L’armée indienne a indiqué que la délégation américaine a été informée de la situation sécuritaire sur le front occidental et des détails de l’opération Sindoor.
« La délégation a été pleinement informée de la perspective du Front occidental, y compris la préparation opérationnelle, l’héritage remarquable, l’exécution de l’opération Sindoor et le rôle central joué par l’armée indienne dans l’édification de la nation et le renforcement de la stabilité régionale. »

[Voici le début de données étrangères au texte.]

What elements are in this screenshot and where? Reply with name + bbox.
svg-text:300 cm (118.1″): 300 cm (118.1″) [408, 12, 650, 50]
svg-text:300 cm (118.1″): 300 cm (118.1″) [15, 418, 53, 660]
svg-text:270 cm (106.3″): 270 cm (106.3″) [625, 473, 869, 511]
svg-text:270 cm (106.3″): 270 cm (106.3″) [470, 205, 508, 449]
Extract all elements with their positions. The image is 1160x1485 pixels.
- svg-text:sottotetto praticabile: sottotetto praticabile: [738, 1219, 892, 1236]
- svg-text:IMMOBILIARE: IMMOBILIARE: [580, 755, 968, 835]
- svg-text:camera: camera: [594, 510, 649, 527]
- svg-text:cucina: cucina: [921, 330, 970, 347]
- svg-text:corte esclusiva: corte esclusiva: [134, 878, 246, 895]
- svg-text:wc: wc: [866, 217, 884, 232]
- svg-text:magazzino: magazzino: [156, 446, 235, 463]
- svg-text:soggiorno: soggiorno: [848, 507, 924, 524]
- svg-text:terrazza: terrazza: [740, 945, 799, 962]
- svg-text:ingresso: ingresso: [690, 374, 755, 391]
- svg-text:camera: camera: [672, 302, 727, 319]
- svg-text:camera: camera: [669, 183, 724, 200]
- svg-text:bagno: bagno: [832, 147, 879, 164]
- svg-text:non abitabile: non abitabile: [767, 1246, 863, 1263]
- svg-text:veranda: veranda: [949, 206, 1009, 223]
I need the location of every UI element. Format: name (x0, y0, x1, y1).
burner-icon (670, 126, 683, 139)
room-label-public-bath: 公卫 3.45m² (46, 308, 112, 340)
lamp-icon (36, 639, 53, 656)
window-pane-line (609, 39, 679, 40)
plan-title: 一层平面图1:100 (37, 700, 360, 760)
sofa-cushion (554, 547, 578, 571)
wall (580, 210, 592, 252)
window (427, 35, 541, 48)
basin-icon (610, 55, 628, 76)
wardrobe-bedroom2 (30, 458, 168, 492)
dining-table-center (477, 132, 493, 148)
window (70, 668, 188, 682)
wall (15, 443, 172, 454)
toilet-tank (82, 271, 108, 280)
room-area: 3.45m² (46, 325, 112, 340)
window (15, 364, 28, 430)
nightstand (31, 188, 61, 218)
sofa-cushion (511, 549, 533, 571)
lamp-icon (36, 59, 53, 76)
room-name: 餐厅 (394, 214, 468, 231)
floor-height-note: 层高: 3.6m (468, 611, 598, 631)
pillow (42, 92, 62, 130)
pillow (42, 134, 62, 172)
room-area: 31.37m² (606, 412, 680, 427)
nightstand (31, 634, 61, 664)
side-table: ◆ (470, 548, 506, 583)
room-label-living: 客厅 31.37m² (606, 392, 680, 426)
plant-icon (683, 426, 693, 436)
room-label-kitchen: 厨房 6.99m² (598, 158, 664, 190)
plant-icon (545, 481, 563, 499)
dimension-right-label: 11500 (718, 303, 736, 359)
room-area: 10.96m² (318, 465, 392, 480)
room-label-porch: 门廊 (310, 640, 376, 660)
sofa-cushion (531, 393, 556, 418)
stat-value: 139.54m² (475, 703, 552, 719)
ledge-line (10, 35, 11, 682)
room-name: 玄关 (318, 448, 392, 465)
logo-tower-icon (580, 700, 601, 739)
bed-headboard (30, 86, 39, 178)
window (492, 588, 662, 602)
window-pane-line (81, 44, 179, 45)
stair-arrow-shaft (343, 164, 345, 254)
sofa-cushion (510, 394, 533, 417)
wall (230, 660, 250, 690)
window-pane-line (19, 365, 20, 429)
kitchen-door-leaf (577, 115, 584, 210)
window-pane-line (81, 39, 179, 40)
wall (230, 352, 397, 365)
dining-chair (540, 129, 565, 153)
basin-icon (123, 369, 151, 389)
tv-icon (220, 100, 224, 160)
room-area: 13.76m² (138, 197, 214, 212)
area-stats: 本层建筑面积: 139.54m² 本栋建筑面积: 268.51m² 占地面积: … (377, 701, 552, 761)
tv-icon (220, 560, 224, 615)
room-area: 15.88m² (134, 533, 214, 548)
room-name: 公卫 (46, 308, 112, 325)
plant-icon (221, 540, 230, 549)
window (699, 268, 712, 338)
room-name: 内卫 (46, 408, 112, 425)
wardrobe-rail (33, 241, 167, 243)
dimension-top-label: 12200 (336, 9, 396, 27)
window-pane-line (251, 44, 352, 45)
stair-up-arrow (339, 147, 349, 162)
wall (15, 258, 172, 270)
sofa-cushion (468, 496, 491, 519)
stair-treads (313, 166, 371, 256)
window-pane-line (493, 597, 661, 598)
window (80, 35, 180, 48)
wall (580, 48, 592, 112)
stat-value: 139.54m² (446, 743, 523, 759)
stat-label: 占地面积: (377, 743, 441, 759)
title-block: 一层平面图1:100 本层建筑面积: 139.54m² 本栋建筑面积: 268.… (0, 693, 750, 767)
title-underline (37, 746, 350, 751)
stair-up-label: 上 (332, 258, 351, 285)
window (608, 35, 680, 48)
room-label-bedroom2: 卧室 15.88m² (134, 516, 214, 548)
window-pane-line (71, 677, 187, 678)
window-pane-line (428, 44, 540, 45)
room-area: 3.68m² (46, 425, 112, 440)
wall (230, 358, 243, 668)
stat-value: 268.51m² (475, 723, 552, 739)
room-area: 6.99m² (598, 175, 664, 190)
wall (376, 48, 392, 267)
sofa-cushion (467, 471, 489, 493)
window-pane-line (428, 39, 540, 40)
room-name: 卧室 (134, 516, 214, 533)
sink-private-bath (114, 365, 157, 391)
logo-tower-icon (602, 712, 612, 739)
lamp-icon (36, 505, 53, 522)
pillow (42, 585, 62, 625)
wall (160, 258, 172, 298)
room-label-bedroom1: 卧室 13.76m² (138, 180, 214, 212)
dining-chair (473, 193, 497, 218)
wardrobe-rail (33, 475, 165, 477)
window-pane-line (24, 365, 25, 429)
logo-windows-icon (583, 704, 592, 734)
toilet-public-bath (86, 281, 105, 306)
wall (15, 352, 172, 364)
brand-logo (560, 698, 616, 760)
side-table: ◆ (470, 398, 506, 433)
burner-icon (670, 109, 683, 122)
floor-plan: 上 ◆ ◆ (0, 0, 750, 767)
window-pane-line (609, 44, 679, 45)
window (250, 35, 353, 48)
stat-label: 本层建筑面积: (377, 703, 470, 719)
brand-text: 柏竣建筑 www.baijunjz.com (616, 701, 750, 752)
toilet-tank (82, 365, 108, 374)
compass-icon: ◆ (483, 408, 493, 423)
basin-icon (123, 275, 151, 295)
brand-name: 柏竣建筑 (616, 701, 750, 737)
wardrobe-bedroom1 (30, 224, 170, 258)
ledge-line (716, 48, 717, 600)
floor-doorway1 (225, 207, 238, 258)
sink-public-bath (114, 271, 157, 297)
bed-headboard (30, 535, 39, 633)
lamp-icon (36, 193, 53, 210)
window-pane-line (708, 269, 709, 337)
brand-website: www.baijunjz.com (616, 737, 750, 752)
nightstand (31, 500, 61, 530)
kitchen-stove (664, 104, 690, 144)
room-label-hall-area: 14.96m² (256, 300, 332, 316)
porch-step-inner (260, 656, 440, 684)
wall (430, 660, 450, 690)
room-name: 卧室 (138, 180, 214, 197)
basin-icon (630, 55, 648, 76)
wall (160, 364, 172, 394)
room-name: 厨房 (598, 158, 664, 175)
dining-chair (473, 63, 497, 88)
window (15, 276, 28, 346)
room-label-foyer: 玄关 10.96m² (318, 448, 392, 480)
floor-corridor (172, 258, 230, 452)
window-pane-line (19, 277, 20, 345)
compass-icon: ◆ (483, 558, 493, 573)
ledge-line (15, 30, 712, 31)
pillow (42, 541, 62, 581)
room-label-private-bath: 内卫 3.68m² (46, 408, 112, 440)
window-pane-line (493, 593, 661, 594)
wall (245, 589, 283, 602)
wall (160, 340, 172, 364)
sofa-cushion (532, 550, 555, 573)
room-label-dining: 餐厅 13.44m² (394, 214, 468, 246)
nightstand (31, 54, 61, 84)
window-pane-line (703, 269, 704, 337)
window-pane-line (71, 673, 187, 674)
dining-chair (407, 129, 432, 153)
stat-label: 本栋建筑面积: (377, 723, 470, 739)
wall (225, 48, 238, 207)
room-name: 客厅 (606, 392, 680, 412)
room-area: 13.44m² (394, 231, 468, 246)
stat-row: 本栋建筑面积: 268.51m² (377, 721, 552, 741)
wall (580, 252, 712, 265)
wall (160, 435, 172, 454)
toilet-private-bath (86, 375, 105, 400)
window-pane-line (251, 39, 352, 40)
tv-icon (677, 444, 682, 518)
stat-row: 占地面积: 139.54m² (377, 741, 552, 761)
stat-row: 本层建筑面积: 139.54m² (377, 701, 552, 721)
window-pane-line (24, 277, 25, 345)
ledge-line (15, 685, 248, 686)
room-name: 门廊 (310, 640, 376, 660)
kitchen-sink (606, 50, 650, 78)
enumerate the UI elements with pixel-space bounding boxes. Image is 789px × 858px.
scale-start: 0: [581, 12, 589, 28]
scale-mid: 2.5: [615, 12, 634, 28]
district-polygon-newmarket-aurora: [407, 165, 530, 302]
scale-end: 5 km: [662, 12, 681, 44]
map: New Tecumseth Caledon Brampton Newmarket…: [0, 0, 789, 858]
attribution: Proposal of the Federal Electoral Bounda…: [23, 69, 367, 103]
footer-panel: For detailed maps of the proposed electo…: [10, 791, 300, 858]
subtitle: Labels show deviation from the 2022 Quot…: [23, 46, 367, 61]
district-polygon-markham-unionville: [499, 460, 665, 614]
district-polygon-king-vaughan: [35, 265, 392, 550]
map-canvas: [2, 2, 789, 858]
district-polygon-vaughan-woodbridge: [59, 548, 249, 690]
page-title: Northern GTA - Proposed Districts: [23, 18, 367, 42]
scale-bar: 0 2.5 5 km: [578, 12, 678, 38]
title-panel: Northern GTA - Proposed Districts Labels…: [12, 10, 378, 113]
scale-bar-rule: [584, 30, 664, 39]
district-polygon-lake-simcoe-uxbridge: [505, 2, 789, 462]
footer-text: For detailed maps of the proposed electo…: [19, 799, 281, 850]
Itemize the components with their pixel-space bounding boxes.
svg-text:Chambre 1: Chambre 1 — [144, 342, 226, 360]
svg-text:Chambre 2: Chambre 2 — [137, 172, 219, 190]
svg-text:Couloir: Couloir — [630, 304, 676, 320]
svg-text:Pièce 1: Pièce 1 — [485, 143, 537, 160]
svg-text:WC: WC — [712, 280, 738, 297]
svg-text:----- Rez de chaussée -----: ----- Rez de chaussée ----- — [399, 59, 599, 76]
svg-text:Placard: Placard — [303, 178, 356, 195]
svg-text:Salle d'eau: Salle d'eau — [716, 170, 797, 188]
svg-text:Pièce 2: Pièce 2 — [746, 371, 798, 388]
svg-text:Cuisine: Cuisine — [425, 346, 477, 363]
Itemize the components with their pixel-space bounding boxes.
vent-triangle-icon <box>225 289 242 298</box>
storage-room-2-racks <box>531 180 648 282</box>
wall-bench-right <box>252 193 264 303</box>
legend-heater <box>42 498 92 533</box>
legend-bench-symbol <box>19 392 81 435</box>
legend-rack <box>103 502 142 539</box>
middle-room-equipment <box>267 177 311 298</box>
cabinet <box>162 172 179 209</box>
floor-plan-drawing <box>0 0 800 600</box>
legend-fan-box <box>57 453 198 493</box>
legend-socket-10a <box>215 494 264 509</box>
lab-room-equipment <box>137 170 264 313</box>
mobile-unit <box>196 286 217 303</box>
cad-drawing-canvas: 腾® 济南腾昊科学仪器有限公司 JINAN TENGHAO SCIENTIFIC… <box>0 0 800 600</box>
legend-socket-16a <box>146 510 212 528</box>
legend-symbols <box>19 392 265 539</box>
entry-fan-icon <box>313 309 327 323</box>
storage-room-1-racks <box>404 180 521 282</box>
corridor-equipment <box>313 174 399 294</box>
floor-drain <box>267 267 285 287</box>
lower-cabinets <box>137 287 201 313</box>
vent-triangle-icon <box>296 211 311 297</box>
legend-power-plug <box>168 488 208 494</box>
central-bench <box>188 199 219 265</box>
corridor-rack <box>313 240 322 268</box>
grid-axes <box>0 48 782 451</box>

Commandement occidental (via Twitter)
Cette visite est la première du genre depuis les affrontements de l’année dernière avec le Pakistan. L’amiral Paparo avait d’ailleurs salué publiquement l’efficacité de l’opération Sindoor, qualifiant son exécution tactique d’impressionnante. Cependant, les images de la délégation américaine au sein du commandement occidental ont suscité des critiques de la part de l’opposition.
Priyanka Chaturvedi, députée du Rajya Sabha, a exprimé son inquiétude quant à une dépendance croissante de l’Inde vis-à-vis des intérêts américains. Elle a rappelé un incident passé où l’ancien président américain Donald Trump s’était attribué le mérite d’un cessez-le-feu entre l’Inde et le Pakistan, annonçant la nouvelle sur les réseaux sociaux avant même les gouvernements concernés.
« Étant donné que les intérêts stratégiques nationaux de l’Inde sont désormais liés à ce que les États-Unis veulent que l’Inde fasse, cette visite semble être en phase avec cela… L’ambassadeur américain fait le travail pour sa nation, qui le fait pour nous ? La réponse souffle dans le vent. »
Priyanka Chaturvedi, députée du Rajya Sabha
Le Congrès a également soulevé des questions concernant l’accès accordé aux responsables américains à des zones militaires sensibles, évoquant des précédents controversés, comme l’accès présumé de l’ISI pakistanais à la base aérienne de Pathankot.
Malgré ces critiques, les visites de délégations étrangères dans les quartiers généraux militaires ne sont pas sans précédent. Elles s’inscrivent dans le cadre d’échanges militaires structurés entre l’Inde et les États-Unis, ainsi qu’avec d’autres pays. Des diplomates et envoyés indiens se rendent régulièrement au Pentagone et au siège de la CIA à Langley.
Au-delà de l’aspect protocolaire, cette visite témoigne de la volonté des États-Unis d’approfondir leur partenariat de défense avec l’Inde, perçue comme un rempart face à l’influence croissante de la Chine en Asie et dans la région Indo-Pacifique. Si l’administration Trump avait initialement affiché une attitude ambivalente envers l’Inde, privilégiant parfois les relations avec le Pakistan, elle semble désormais reconnaître l’importance stratégique de New Delhi. La stratégie de sécurité nationale (NSS) récemment publiée par l’administration Trump a d’ailleurs relégué le Pakistan au second plan. Pour plus d’informations sur l’évolution de la relation entre les États-Unis et le Pakistan.
L’amiral Paparo a souligné lundi que les relations de défense entre les États-Unis et l’Inde étaient en constante progression. L’envoyé américain Sergio Gor a également affirmé que le partenariat de défense « continue de se renforcer ». Les États-Unis cherchent également à réduire la dépendance de l’Inde vis-à-vis de la Russie en matière d’armement, tout en consolidant leur propre position de troisième fournisseur d’armes de l’Inde, après la France, avec laquelle New Delhi s’apprête à signer un accord de 325 lakh crore roupies (environ 3,6 milliards d’euros) pour l’acquisition d’avions de combat Rafale.
Bien que la visite de la délégation américaine ait suscité des débats, elle illustre l’engagement croissant des deux pays dans la coopération militaire et la confiance mutuelle. Pour les États-Unis, l’Inde représente un partenaire essentiel dans la stratégie visant à contrer l’influence chinoise dans la région.